[OpenWrt-Devel] Any interest in adding runit to OpenWRT?

Denys Vlasenko vda.linux at googlemail.com
Sun Dec 25 12:01:12 PST 2016


Hi Felix,

On Sat, Dec 3, 2016 at 4:30 PM, Felix Fietkau <nbd at nbd.name> wrote:
> On 2016-12-03 14:05, Denys Vlasenko wrote:
>> I noticed that ntpd is running on my 15.05.1,
>> but its output goes to /dev/null!
>>
>> I noticed this because ntpd lost sync,
>> but it was not possible to see it because its output
>> (which contains this information) is discarded.
>> I could only see it by stracing the running process.
>>
>> Well, we certainly can fix the ntpd start scritps,
>> but this is a generic problem, right? We'd want ANY
>> daemons to be run "properly", with their output logged.
>> With log size and location controlled. With log rotation.
>> Etc. etc etc.
>>
>> I propose to use runit tools for this.
>> It is a daemontools clone.
>> If you never heard about any of this stuff, please read
>> the entire email (there is a README at the end).
>>
>> For openwrt, this can be particularly easy, since runit
>> is ported to busybox already many years ago. It only needs
>> to be enabled at build time, and started at boot.
>>
>> Thee is no need to migrate all daemons en mass to be run under runit.
>> We can try it with, say, ntpd first. If it goes well, we'd use it
>> for more and more things.
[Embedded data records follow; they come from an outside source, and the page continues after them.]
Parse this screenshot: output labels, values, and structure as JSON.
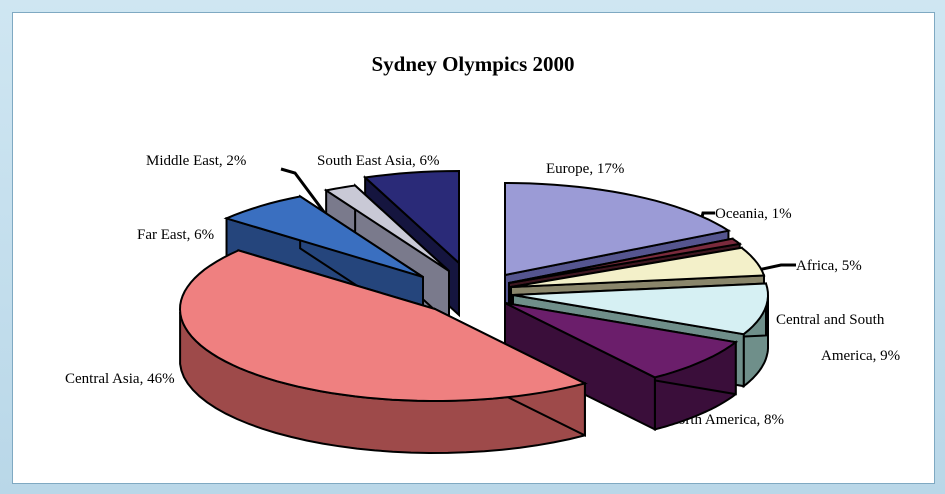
{
  "chart_data": {
    "type": "pie",
    "title": "Sydney Olympics 2000",
    "slices": [
      {
        "label": "Europe, 17%",
        "value": 17,
        "top": "#9b9bd6",
        "side": "#55558f"
      },
      {
        "label": "Oceania, 1%",
        "value": 1,
        "top": "#7a2a3c",
        "side": "#3e1620"
      },
      {
        "label": "Africa, 5%",
        "value": 5,
        "top": "#f3f0c9",
        "side": "#8a866b"
      },
      {
        "label": "Central and South America, 9%",
        "value": 9,
        "top": "#d6f0f3",
        "side": "#6f8f8a"
      },
      {
        "label": "North America, 8%",
        "value": 8,
        "top": "#6b1e6b",
        "side": "#3a0e3a"
      },
      {
        "label": "Central Asia, 46%",
        "value": 46,
        "top": "#ef8080",
        "side": "#9e4a4a"
      },
      {
        "label": "Far East, 6%",
        "value": 6,
        "top": "#3a6fc0",
        "side": "#25457c"
      },
      {
        "label": "Middle East, 2%",
        "value": 2,
        "top": "#c9c9d6",
        "side": "#7a7a8c"
      },
      {
        "label": "South East Asia, 6%",
        "value": 6,
        "top": "#2a2a78",
        "side": "#15153f"
      }
    ]
  }
}
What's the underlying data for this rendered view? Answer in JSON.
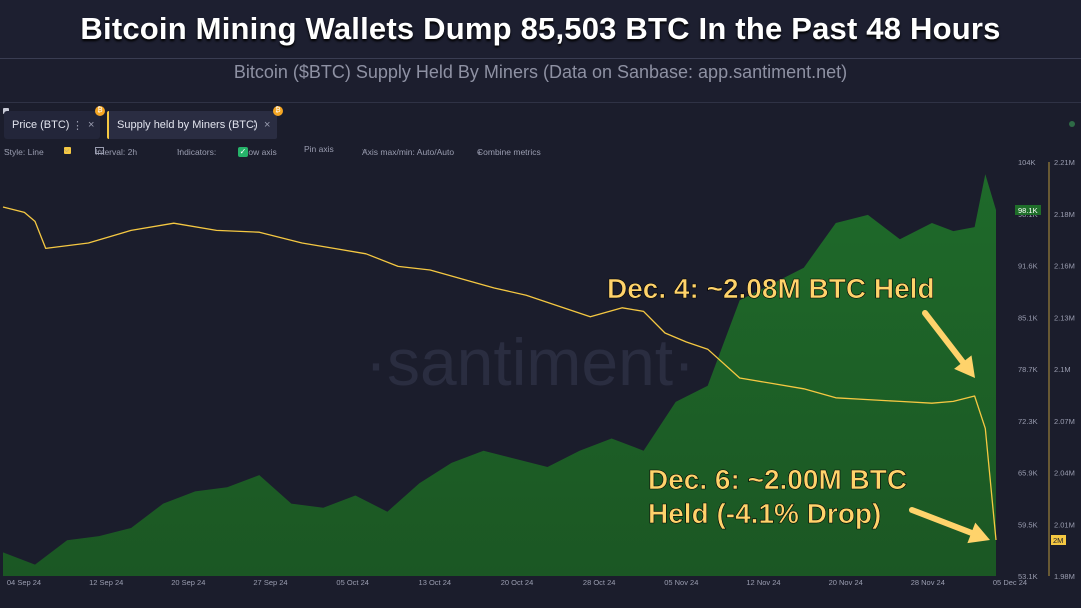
{
  "header": {
    "title": "Bitcoin Mining Wallets Dump 85,503 BTC In the Past 48 Hours",
    "subtitle": "Bitcoin ($BTC) Supply Held By Miners (Data on Sanbase: app.santiment.net)"
  },
  "tabs": [
    {
      "label": "Price (BTC)",
      "menu": "⋮",
      "close": "×",
      "badge": "₿"
    },
    {
      "label": "Supply held by Miners (BTC)",
      "menu": "⋮",
      "close": "×",
      "badge": "₿"
    }
  ],
  "toolbar": {
    "style": "Style: Line",
    "interval": "Interval: 2h",
    "indicators": "Indicators:",
    "show_axis": "Show axis",
    "pin_axis": "Pin axis",
    "axis_maxmin": "Axis max/min: Auto/Auto",
    "combine": "Combine metrics",
    "chevron": "⌵",
    "plus": "+",
    "check": "✓",
    "calendar_icon": "calendar-icon"
  },
  "colors": {
    "price_fill": "#1b5a23",
    "price_fill_top": "#1f6e2a",
    "supply_line": "#f5c842",
    "background": "#1c1e2e",
    "annotation": "#ffd36b"
  },
  "watermark": "·santiment·",
  "annotations": [
    {
      "lines": [
        "Dec. 4: ~2.08M BTC Held"
      ]
    },
    {
      "lines": [
        "Dec. 6: ~2.00M BTC",
        "Held (-4.1% Drop)"
      ]
    }
  ],
  "chart_data": {
    "type": "area",
    "x_ticks": [
      "04 Sep 24",
      "12 Sep 24",
      "20 Sep 24",
      "27 Sep 24",
      "05 Oct 24",
      "13 Oct 24",
      "20 Oct 24",
      "28 Oct 24",
      "05 Nov 24",
      "12 Nov 24",
      "20 Nov 24",
      "28 Nov 24",
      "05 Dec 24"
    ],
    "xlim": [
      "2024-09-04",
      "2024-12-06"
    ],
    "y_left": {
      "ticks": [
        "104K",
        "98.1K",
        "91.6K",
        "85.1K",
        "78.7K",
        "72.3K",
        "65.9K",
        "59.5K",
        "53.1K"
      ],
      "ylim": [
        53100,
        104000
      ],
      "current_label": "98.1K"
    },
    "y_right": {
      "ticks": [
        "2.21M",
        "2.18M",
        "2.16M",
        "2.13M",
        "2.1M",
        "2.07M",
        "2.04M",
        "2.01M",
        "1.98M"
      ],
      "ylim": [
        1980000,
        2210000
      ],
      "current_label": "2M"
    },
    "series": [
      {
        "name": "Price (BTC)",
        "axis": "left",
        "style": "area",
        "x": [
          "2024-09-04",
          "2024-09-07",
          "2024-09-10",
          "2024-09-13",
          "2024-09-16",
          "2024-09-19",
          "2024-09-22",
          "2024-09-25",
          "2024-09-28",
          "2024-10-01",
          "2024-10-04",
          "2024-10-07",
          "2024-10-10",
          "2024-10-13",
          "2024-10-16",
          "2024-10-19",
          "2024-10-22",
          "2024-10-25",
          "2024-10-28",
          "2024-10-31",
          "2024-11-03",
          "2024-11-06",
          "2024-11-09",
          "2024-11-12",
          "2024-11-15",
          "2024-11-18",
          "2024-11-21",
          "2024-11-24",
          "2024-11-27",
          "2024-11-30",
          "2024-12-02",
          "2024-12-04",
          "2024-12-05",
          "2024-12-06"
        ],
        "values": [
          56000,
          54500,
          57500,
          58000,
          59000,
          62000,
          63500,
          64000,
          65500,
          62000,
          61500,
          63000,
          61000,
          64500,
          67000,
          68500,
          67500,
          66500,
          68500,
          70000,
          68500,
          74500,
          76500,
          87000,
          89000,
          91000,
          96500,
          97500,
          94500,
          96500,
          95500,
          96000,
          102500,
          98100
        ]
      },
      {
        "name": "Supply held by Miners (BTC)",
        "axis": "right",
        "style": "line",
        "x": [
          "2024-09-04",
          "2024-09-06",
          "2024-09-07",
          "2024-09-08",
          "2024-09-12",
          "2024-09-16",
          "2024-09-20",
          "2024-09-24",
          "2024-09-28",
          "2024-10-02",
          "2024-10-05",
          "2024-10-08",
          "2024-10-11",
          "2024-10-14",
          "2024-10-17",
          "2024-10-20",
          "2024-10-23",
          "2024-10-26",
          "2024-10-29",
          "2024-11-01",
          "2024-11-03",
          "2024-11-05",
          "2024-11-07",
          "2024-11-09",
          "2024-11-12",
          "2024-11-15",
          "2024-11-18",
          "2024-11-21",
          "2024-11-24",
          "2024-11-27",
          "2024-11-30",
          "2024-12-02",
          "2024-12-04",
          "2024-12-05",
          "2024-12-06"
        ],
        "values": [
          2185000,
          2182000,
          2177000,
          2162000,
          2165000,
          2172000,
          2176000,
          2172000,
          2171000,
          2165000,
          2162000,
          2159000,
          2152000,
          2150000,
          2145000,
          2140000,
          2136000,
          2130000,
          2124000,
          2129000,
          2127000,
          2115000,
          2110000,
          2106000,
          2090000,
          2087000,
          2084000,
          2079000,
          2078000,
          2077000,
          2076000,
          2077000,
          2080000,
          2062000,
          2000000
        ]
      }
    ]
  }
}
If it goes badly, we drom it.
>>
>> Thoughts?
>
> Here's the thing: OpenWrt/LEDE is starting services via procd.
> This is a rather essential piece of how we're dealing with system-wide
> reloading of configuration and automatically restarting/reloading only
> services which are affected by configuration changes.
> In comparison, dealing with logging is rather trivial.
>
> Because of that, I think switching to runit is not a good trade-off.

I see.

To be entirely honest, my request was a probe whether
OpenWRT could have any interest in using runsvdir.

It looks like you have your own tool and it works well for you,
so your answer is "no, not really interested".

I wouldn't even try to pressure you on this :D,
just wanted to explain why I'm talking about it at all.

In Linux world, there is still a need to have a "better init",
since SysV init is ancient and inadequate, and systemd,
while getting a large share of the "market",
is nevertheless not universally liked.

In my humble opinion, for distros which can't use systemd because
of the size, or won't use systemd because they don't like it,
a good contender is daemontools or one of its clones.
It is especially suited for a distros which target smaller systems,
because of its minimalistic and "Unix-like" design.

What daemontools-like clones lacked all these years is not
some technical problem, but lack of concerted effort from
their authors to push for its adoption.
(The very existence of the clones, for example, stems from DJB's
stupid licensing policy. Not a good way to have your tools
widely used... but I digress.)

I decided to try to do what I can, and put together a draft
of the proposal how daemontools-like supervision
should be used by a distro in a way which makes
developers/packagers life easier - they will not need
to target a specific distro, all distros will have common API
for installing and controlling services. It is here:

https://git.busybox.net/busybox/tree/examples/var_service/README_distro_proposal.txt

If you have comments about this text, please share them.